# Winter shape!



## JesseR (Oct 24, 2006)

SO...we've got winter polo here in Fort to keep our upper bodies active, what about those legs? Where's all my fellow tele ladies? Hol and I are looking for more betties to drag to the pass, to endure the conditions, and pony up for climbs and turns.

Also...if you're looking to get/stay in shape I am starting a coaching business for women. Beginners to advanced. If you're interested let me know!


----------



## Strider (Mar 12, 2004)

Jesse,
If you're ever doing anything around the hills of Boulder, give a holler, I'm always up for a good hill climb. Kim


----------



## frzsnow (Oct 26, 2006)

I'd love to join you! I'm relatively new to Colorado backcountry and would be completely open to going anywhere and everywhere.  

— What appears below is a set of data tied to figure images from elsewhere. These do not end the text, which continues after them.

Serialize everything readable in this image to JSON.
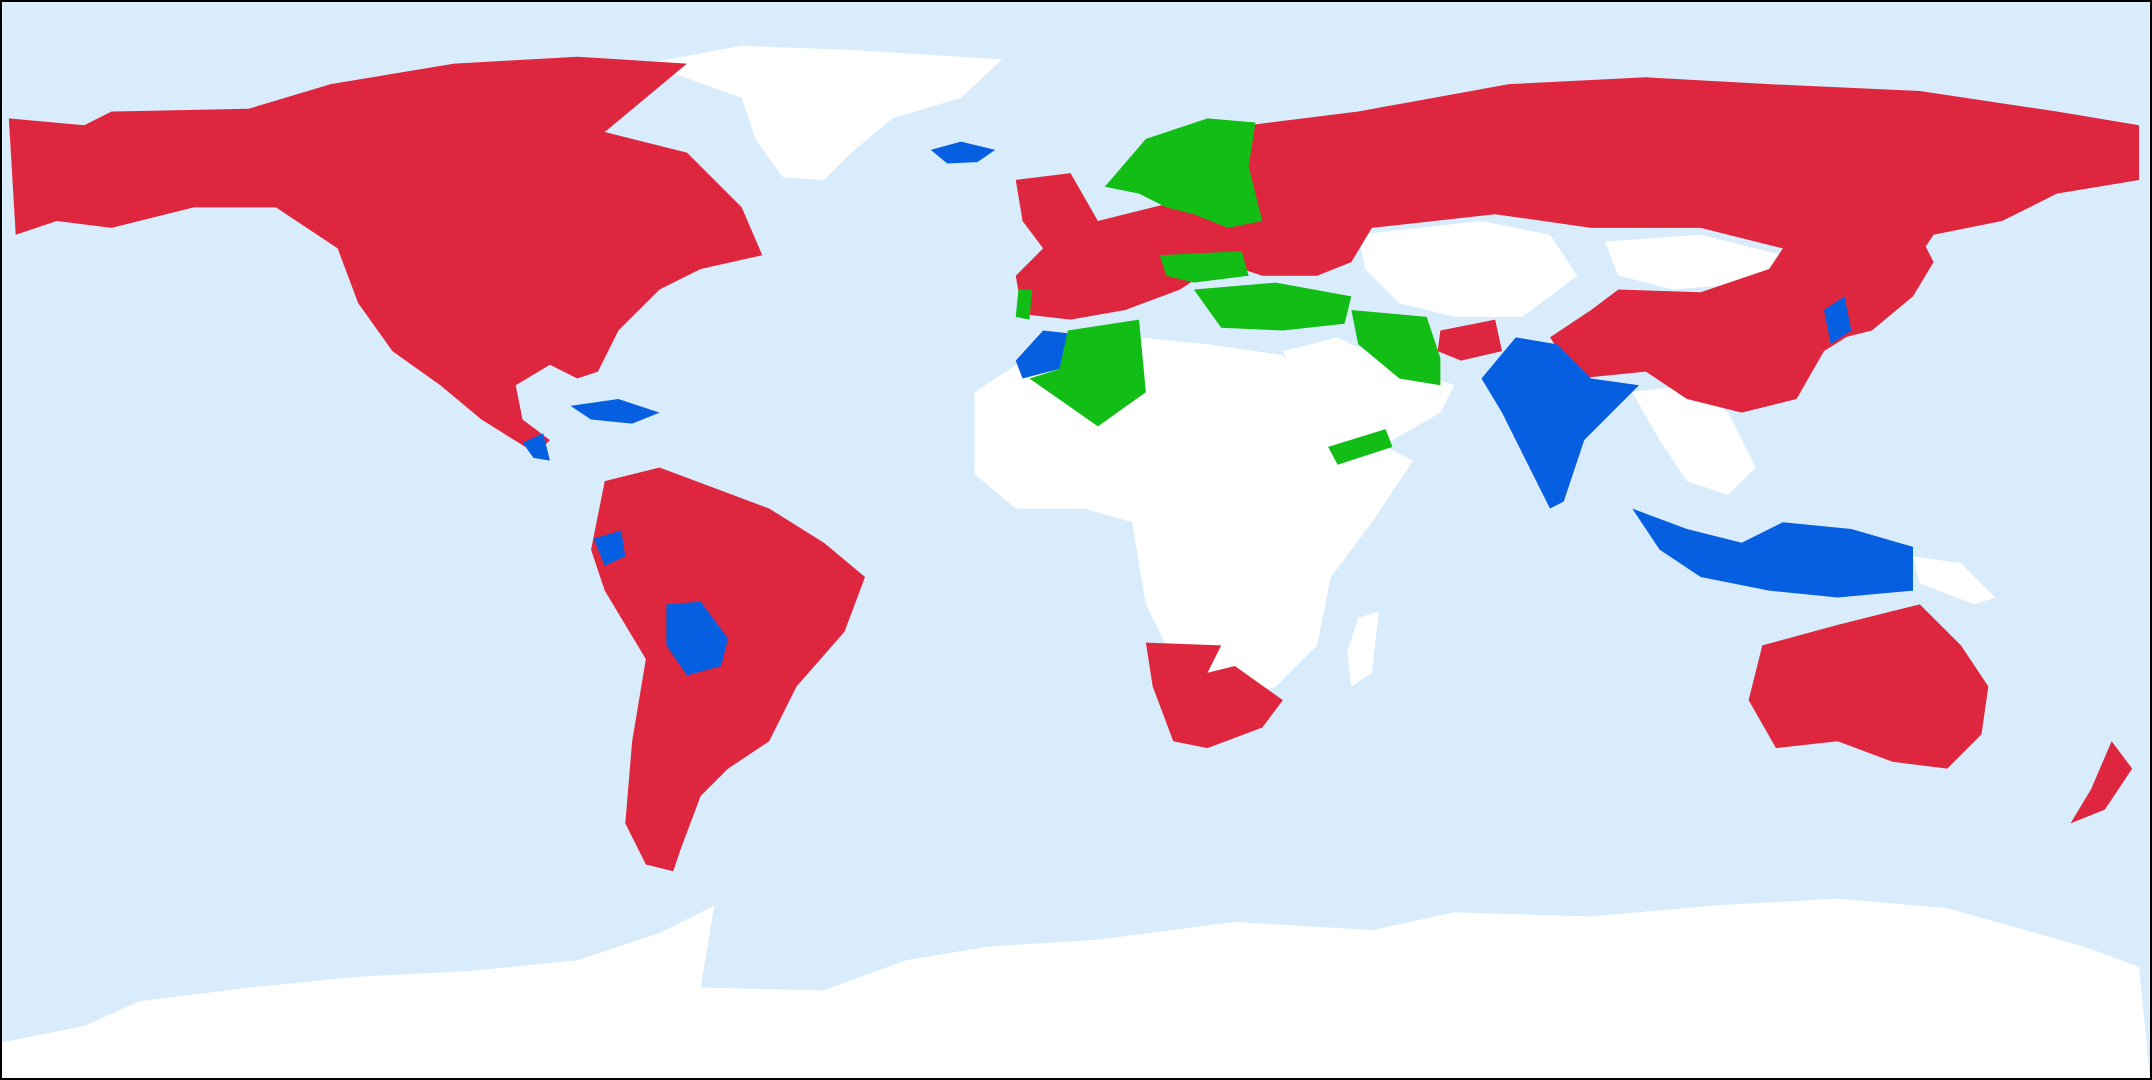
{
  "map": {
    "colors": {
      "ocean": "#d9ecfc",
      "no_data": "#ffffff",
      "red": "#de273e",
      "blue": "#065ee0",
      "green": "#12bd16",
      "border": "#000000"
    }
  }
}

(I'm in the Westminster area)


----------



## jenneral (Aug 28, 2006)

*have toyota will drive*

I live in the fort and am down to go every weekend to the hills. Have splitboard and tacoma will drive. [email protected]
ps I'm a t ride transplant of 13 years just for info.


----------



## holley (Mar 8, 2004)

*Re: have toyota will drive*



jenneral said:


> Have splitboard and tacoma


...and a sled and a handful of chainsaws and I'm never sure what she'll pull out next. Jess, this one's ready for anything! We definitely need to take her up and show her around the pass this winter. Can't wait to ski again...


----------